The Raymond® Jet-Stream™ Classifier is designed to meet exacting product specifications in applications requiring the production of such ultra-fine powders (10 micron APS and lower), coatings, extenders, fillers, pigments, ceramics and metallic powders, cosmetics and chemicals.
Improved uniformity and fineness control of product
The Raymond® Jet-Stream™ Classifier design permits high turbine periphery speeds at reduced airflows, and allows for maximum control of both particle top size and distribution by varying these turbine speeds and airflows. Excellent control of average particles size, to as low as one micron, can be achieved.
Optimum recovery of product
Conventional fine classifying systems recirculate air, causing a greater amount of fine material to be entrained in the tailings, while the Jet-Stream Classifier uses a single pass airflow design.
Less thermal degradation of product
Once-through airflow provides for a cooler product, because recirculated heat does not build up within the classifying system.
The Raymond® Jet-Stream™ Classifier is extremely well suited for use in closed circuit with a pulverizer. When used in this manner, it greatly improves the efficiency of the pulverizing operation, thereby lowering overall system costs.

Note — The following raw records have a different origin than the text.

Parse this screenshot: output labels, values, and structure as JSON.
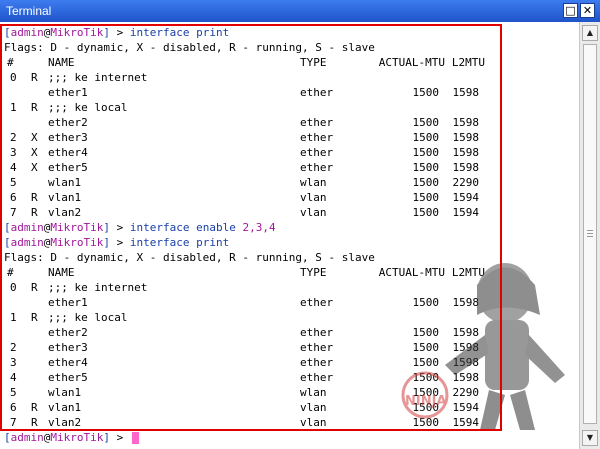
{
  "window": {
    "title": "Terminal",
    "maximize_glyph": "□",
    "close_glyph": "✕"
  },
  "prompt": {
    "user": "admin",
    "host": "MikroTik",
    "symbol": ">"
  },
  "commands": {
    "first": "interface print",
    "enable_cmd": "interface enable",
    "enable_args": "2,3,4",
    "second": "interface print"
  },
  "flags_line": "Flags: D - dynamic, X - disabled, R - running, S - slave",
  "columns": {
    "num": "#",
    "name": "NAME",
    "type": "TYPE",
    "mtu": "ACTUAL-MTU",
    "l2mtu": "L2MTU"
  },
  "table1": [
    {
      "kind": "comment",
      "num": "0",
      "flag": "R",
      "text": ";;; ke internet"
    },
    {
      "kind": "row",
      "num": "",
      "flag": "",
      "name": "ether1",
      "type": "ether",
      "mtu": "1500",
      "l2mtu": "1598"
    },
    {
      "kind": "comment",
      "num": "1",
      "flag": "R",
      "text": ";;; ke local"
    },
    {
      "kind": "row",
      "num": "",
      "flag": "",
      "name": "ether2",
      "type": "ether",
      "mtu": "1500",
      "l2mtu": "1598"
    },
    {
      "kind": "row",
      "num": "2",
      "flag": "X",
      "name": "ether3",
      "type": "ether",
      "mtu": "1500",
      "l2mtu": "1598"
    },
    {
      "kind": "row",
      "num": "3",
      "flag": "X",
      "name": "ether4",
      "type": "ether",
      "mtu": "1500",
      "l2mtu": "1598"
    },
    {
      "kind": "row",
      "num": "4",
      "flag": "X",
      "name": "ether5",
      "type": "ether",
      "mtu": "1500",
      "l2mtu": "1598"
    },
    {
      "kind": "row",
      "num": "5",
      "flag": "",
      "name": "wlan1",
      "type": "wlan",
      "mtu": "1500",
      "l2mtu": "2290"
    },
    {
      "kind": "row",
      "num": "6",
      "flag": "R",
      "name": "vlan1",
      "type": "vlan",
      "mtu": "1500",
      "l2mtu": "1594"
    },
    {
      "kind": "row",
      "num": "7",
      "flag": "R",
      "name": "vlan2",
      "type": "vlan",
      "mtu": "1500",
      "l2mtu": "1594"
    }
  ],
  "table2": [
    {
      "kind": "comment",
      "num": "0",
      "flag": "R",
      "text": ";;; ke internet"
    },
    {
      "kind": "row",
      "num": "",
      "flag": "",
      "name": "ether1",
      "type": "ether",
      "mtu": "1500",
      "l2mtu": "1598"
    },
    {
      "kind": "comment",
      "num": "1",
      "flag": "R",
      "text": ";;; ke local"
    },
    {
      "kind": "row",
      "num": "",
      "flag": "",
      "name": "ether2",
      "type": "ether",
      "mtu": "1500",
      "l2mtu": "1598"
    },
    {
      "kind": "row",
      "num": "2",
      "flag": "",
      "name": "ether3",
      "type": "ether",
      "mtu": "1500",
      "l2mtu": "1598"
    },
    {
      "kind": "row",
      "num": "3",
      "flag": "",
      "name": "ether4",
      "type": "ether",
      "mtu": "1500",
      "l2mtu": "1598"
    },
    {
      "kind": "row",
      "num": "4",
      "flag": "",
      "name": "ether5",
      "type": "ether",
      "mtu": "1500",
      "l2mtu": "1598"
    },
    {
      "kind": "row",
      "num": "5",
      "flag": "",
      "name": "wlan1",
      "type": "wlan",
      "mtu": "1500",
      "l2mtu": "2290"
    },
    {
      "kind": "row",
      "num": "6",
      "flag": "R",
      "name": "vlan1",
      "type": "vlan",
      "mtu": "1500",
      "l2mtu": "1594"
    },
    {
      "kind": "row",
      "num": "7",
      "flag": "R",
      "name": "vlan2",
      "type": "vlan",
      "mtu": "1500",
      "l2mtu": "1594"
    }
  ],
  "scrollbar": {
    "up_glyph": "▲",
    "down_glyph": "▼"
  },
  "watermark": {
    "icon": "anime-character-watermark-icon",
    "text": "NINJA"
  },
  "colors": {
    "highlight": "#e00000",
    "cursor": "#ff66cc",
    "titlebar": "#2a63d8"
  }
}
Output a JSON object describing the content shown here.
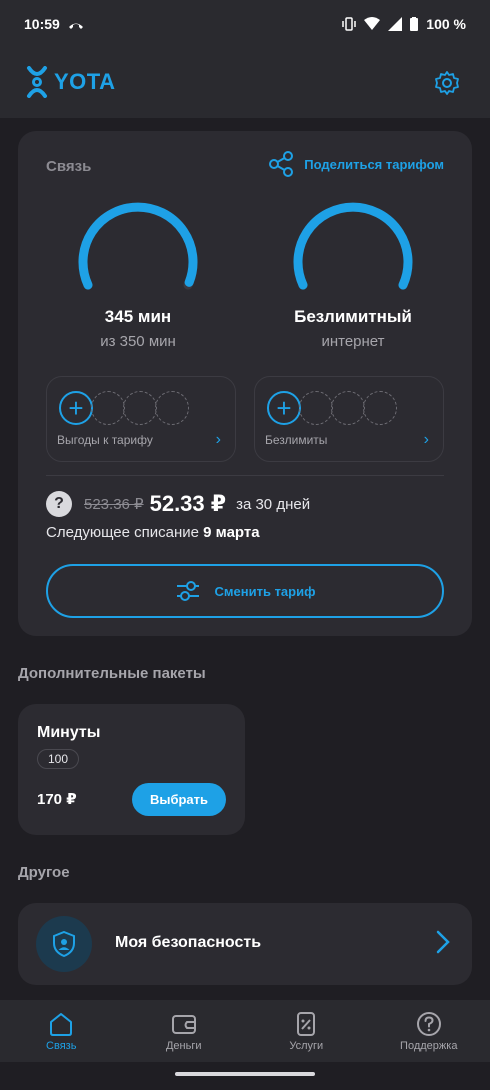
{
  "status_bar": {
    "time": "10:59",
    "battery": "100 %"
  },
  "header": {
    "brand": "YOTA"
  },
  "plan": {
    "section_title": "Связь",
    "share_label": "Поделиться тарифом",
    "minutes": {
      "value": "345 мин",
      "sub": "из 350 мин",
      "fraction_remaining": 0.986
    },
    "internet": {
      "value": "Безлимитный",
      "sub": "интернет",
      "fraction_remaining": 1.0
    },
    "benefits_label": "Выгоды к тарифу",
    "unlimited_label": "Безлимиты",
    "old_price": "523.36 ₽",
    "new_price": "52.33 ₽",
    "period": "за 30 дней",
    "next_charge_prefix": "Следующее списание",
    "next_charge_date": "9 марта",
    "change_button": "Сменить тариф"
  },
  "extra_packages": {
    "title": "Дополнительные пакеты",
    "card": {
      "title": "Минуты",
      "amount": "100",
      "price": "170 ₽",
      "button": "Выбрать"
    }
  },
  "other": {
    "title": "Другое",
    "security_label": "Моя безопасность"
  },
  "nav": [
    {
      "label": "Связь",
      "icon": "home-icon",
      "active": true
    },
    {
      "label": "Деньги",
      "icon": "wallet-icon",
      "active": false
    },
    {
      "label": "Услуги",
      "icon": "percent-doc-icon",
      "active": false
    },
    {
      "label": "Поддержка",
      "icon": "help-icon",
      "active": false
    }
  ],
  "colors": {
    "accent": "#1ea1e6",
    "background": "#1f1e23",
    "card": "#2c2b31"
  }
}
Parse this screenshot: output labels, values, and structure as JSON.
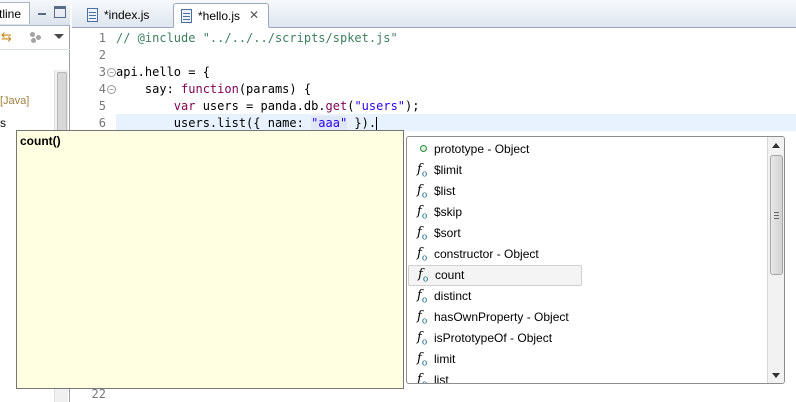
{
  "outline": {
    "tab_label": "tline",
    "java_label": "[Java]",
    "item_label": "s"
  },
  "editor": {
    "tabs": [
      {
        "label": "*index.js"
      },
      {
        "label": "*hello.js",
        "active": true
      }
    ],
    "line_numbers": [
      "1",
      "2",
      "3",
      "4",
      "5",
      "6",
      "22"
    ],
    "code": {
      "line1": "// @include \"../../../scripts/spket.js\"",
      "line3": "api.hello = {",
      "line4_indent": "    say: ",
      "line4_kw": "function",
      "line4_rest": "(params) {",
      "line5_indent": "        ",
      "line5_kw": "var",
      "line5_mid": " users = panda.db.",
      "line5_get": "get",
      "line5_open": "(",
      "line5_str": "\"users\"",
      "line5_close": ");",
      "line6_start": "        users.list({ name: ",
      "line6_str": "\"aaa\"",
      "line6_end": " }).",
      "line6_err": "."
    }
  },
  "info_popup": {
    "title": "count()"
  },
  "proposals": {
    "items": [
      {
        "icon": "property-icon",
        "label": "prototype - Object"
      },
      {
        "icon": "function-icon",
        "label": "$limit"
      },
      {
        "icon": "function-icon",
        "label": "$list"
      },
      {
        "icon": "function-icon",
        "label": "$skip"
      },
      {
        "icon": "function-icon",
        "label": "$sort"
      },
      {
        "icon": "function-icon",
        "label": "constructor - Object"
      },
      {
        "icon": "function-icon",
        "label": "count",
        "selected": true
      },
      {
        "icon": "function-icon",
        "label": "distinct"
      },
      {
        "icon": "function-icon",
        "label": "hasOwnProperty - Object"
      },
      {
        "icon": "function-icon",
        "label": "isPrototypeOf - Object"
      },
      {
        "icon": "function-icon",
        "label": "limit"
      },
      {
        "icon": "function-icon",
        "label": "list"
      }
    ]
  },
  "colors": {
    "comment": "#3f7f5f",
    "keyword": "#7f0055",
    "string": "#2a00ff",
    "info_background": "#ffffe1",
    "current_line": "#e8f2fe"
  }
}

Raymond® Jet-Stream™ system design features include:
- Improved feed introduction
Material is introduced into the air stream before it enters the classifier. This assures uniform dispersion of material in the air stream as it flows into the classifier and results in improved efficiency.
- Secondary air recovery
Some irregularly shaped particles or sticky materials tend to agglomerate within the classifier tailings. The Jet-Stream Classifier introduces secondary air to the tailings cone, which helps recover those particles by cleaning the fine material from the tailings.
- Flexible operation
Easily varied rotor speed and airflow results in immediate change and stabilization of the system. Systems with a high pressure drop and recirculation require a much longer period of time to reach equilibrium.